The best way to do this is to use a flow builder (a flowchart) where you define many, if not all, of the potential requests and determine the corresponding reaction and action of the chatbot.
Step 7: Integrate your chatbot
Whether it’s on your website, in a Whatsapp tunnel or on Instagram and Facebook… take enough time to integrate the chatbot you’ve created into the intended channel.
Step 8: Beta Stage: Test your chatbot
Whether AI-based or rule-based chatbot: After creation, you have to assume that not everything will run smoothly. For this reason:
- Check your chatbot for errors.
- Have the bot tested by employees from different departments – their attention is of great value in evaluating the function.
- Use beta testers, i.e. selected customers who communicate with the chatbot.
In this beta stage, ask your testers for their impression of functionality, ease of use, and design.
With the results of these tests, you should proceed to review, eliminate all errors and problems and, if in doubt, repeat this process several times.

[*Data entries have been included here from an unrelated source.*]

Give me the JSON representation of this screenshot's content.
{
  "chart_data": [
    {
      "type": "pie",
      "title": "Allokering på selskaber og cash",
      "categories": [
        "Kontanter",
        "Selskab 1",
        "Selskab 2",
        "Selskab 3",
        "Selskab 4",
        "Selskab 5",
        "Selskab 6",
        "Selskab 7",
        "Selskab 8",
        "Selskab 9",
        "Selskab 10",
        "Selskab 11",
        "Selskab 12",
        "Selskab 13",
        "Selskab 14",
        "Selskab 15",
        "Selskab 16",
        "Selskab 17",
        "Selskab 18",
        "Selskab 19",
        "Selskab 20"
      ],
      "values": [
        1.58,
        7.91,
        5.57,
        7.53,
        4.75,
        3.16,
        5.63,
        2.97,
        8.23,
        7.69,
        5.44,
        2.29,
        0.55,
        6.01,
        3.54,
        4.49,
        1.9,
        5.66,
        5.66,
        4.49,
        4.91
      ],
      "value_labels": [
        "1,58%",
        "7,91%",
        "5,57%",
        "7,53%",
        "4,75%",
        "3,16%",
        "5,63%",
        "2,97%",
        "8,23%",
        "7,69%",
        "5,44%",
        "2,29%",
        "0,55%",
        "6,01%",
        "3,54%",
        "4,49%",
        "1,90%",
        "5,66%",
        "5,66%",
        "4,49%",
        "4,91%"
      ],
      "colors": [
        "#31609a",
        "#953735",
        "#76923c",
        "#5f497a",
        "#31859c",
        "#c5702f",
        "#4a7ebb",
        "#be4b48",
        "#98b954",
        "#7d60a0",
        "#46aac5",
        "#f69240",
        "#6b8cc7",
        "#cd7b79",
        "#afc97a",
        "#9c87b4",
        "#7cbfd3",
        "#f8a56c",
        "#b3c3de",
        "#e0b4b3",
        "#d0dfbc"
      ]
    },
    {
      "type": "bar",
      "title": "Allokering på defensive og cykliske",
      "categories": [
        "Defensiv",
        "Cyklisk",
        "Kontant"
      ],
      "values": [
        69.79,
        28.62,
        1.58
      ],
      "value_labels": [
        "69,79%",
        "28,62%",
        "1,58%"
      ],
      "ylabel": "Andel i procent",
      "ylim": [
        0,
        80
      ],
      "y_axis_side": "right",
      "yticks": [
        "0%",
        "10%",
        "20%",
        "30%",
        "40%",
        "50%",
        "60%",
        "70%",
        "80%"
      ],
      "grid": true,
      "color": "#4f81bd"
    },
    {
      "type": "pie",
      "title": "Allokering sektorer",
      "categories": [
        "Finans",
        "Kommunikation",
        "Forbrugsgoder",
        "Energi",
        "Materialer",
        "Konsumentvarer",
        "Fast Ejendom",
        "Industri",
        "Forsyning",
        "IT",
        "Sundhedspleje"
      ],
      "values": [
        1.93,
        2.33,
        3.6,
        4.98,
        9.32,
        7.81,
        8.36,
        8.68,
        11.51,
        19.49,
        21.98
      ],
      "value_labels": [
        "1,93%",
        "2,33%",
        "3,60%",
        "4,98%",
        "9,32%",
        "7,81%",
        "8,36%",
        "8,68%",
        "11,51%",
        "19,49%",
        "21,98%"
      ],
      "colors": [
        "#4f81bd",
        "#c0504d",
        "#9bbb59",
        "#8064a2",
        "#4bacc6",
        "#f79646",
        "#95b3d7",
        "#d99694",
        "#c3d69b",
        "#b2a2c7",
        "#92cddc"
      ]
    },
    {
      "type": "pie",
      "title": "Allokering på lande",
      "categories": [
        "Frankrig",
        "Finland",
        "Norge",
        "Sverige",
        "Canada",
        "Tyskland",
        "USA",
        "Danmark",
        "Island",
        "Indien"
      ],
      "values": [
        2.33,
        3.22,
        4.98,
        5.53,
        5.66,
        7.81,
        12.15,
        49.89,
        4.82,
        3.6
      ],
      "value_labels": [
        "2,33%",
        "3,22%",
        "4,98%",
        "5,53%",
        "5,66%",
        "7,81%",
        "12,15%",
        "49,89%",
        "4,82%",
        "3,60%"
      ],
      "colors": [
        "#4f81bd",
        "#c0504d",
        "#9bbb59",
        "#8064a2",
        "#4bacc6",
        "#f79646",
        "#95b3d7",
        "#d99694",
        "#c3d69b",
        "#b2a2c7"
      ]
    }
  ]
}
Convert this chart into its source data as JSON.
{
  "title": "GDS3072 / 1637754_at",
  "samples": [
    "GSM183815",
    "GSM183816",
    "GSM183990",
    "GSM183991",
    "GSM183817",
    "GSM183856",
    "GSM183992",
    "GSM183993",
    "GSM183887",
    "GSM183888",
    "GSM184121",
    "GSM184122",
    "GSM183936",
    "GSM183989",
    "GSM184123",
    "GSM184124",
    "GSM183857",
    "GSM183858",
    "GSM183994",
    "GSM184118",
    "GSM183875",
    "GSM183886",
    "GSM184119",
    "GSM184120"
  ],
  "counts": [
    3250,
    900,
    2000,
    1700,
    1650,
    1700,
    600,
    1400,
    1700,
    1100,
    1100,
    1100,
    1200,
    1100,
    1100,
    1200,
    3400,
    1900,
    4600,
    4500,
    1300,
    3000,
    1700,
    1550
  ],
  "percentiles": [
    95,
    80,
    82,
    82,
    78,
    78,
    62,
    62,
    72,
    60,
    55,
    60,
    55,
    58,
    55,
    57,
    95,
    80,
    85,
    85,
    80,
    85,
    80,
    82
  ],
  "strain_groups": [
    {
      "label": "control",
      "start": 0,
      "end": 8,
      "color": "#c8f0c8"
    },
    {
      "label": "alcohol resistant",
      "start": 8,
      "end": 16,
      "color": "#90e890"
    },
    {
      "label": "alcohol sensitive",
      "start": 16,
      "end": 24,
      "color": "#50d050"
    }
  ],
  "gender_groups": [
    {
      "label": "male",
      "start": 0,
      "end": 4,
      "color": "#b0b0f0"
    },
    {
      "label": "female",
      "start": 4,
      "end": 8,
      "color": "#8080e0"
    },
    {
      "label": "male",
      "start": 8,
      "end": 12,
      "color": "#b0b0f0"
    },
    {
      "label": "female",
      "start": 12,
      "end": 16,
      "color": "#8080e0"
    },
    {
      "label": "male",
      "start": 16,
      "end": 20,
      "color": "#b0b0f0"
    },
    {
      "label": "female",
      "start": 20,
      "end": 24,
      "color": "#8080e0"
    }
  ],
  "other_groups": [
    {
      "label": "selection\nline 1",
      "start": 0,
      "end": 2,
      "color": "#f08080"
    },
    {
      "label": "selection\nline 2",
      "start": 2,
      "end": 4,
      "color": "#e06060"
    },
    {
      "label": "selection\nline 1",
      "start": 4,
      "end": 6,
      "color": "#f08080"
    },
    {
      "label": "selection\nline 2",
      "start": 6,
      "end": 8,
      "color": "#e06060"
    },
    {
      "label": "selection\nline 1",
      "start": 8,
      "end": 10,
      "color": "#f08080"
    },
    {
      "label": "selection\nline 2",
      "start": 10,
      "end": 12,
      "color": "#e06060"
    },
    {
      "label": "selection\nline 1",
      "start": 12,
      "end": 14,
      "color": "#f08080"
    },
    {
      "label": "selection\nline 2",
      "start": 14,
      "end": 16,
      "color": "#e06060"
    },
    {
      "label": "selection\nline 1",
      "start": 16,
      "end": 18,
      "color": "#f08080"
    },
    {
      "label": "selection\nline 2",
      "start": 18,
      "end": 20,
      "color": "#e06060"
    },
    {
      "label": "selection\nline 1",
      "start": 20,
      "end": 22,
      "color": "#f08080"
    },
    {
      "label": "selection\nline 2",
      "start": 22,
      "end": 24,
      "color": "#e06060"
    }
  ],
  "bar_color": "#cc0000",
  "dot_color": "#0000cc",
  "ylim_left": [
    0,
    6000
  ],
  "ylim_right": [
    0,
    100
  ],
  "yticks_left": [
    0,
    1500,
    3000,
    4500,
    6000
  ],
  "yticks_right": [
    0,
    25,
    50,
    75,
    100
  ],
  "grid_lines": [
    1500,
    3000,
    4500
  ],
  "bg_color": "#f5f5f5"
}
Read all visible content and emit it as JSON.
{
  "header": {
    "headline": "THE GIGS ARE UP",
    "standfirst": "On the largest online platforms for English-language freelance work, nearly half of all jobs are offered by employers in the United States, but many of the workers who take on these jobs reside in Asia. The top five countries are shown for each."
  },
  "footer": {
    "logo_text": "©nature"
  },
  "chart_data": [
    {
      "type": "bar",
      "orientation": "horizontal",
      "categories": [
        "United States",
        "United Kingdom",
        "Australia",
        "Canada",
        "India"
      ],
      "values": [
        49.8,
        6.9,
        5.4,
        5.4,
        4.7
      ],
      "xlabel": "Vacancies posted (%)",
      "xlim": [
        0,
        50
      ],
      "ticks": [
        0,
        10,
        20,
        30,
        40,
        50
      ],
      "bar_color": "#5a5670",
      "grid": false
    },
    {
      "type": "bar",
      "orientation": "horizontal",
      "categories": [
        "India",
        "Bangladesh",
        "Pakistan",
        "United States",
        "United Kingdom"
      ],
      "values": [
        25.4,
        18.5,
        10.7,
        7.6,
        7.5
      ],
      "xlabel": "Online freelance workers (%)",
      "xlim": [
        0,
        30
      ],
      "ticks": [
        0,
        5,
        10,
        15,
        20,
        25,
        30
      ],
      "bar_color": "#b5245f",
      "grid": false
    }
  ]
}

Step 9: Train your chatbot
Especially if your chatbot is based on artificial intelligence, i.e. it learns with every request, you should plan a training phase, a trial period so to speak. It may be possible to make the bot available to a small group of customers who are aware of the beta stage. Or you run customer support on two tracks for a while: customer service is still in direct contact with the customer and at the same time feeds requests into the chatbot and uses it as a kind of database.
Step 10: Publish and market chatbots
After so much effort, your chatbot’s success shouldn’t fail because nobody gets to know about this amazing tool. So you should request it.
Whether as a link in social media posts, in your email signatures or in your newsletter, there are many possibilities. Depending on how you designed your chatbot’s personality and avatar, you can also celebrate as a new employee and turn their launch into an event.
Conclusion Create a chatbot
Chatbots are no more secrets of the tech industry and you can benefit from using such a communication robot. The setup is not that difficult, but you should make the effort to tailor the chatbot well to your needs so that the customer experience is positive.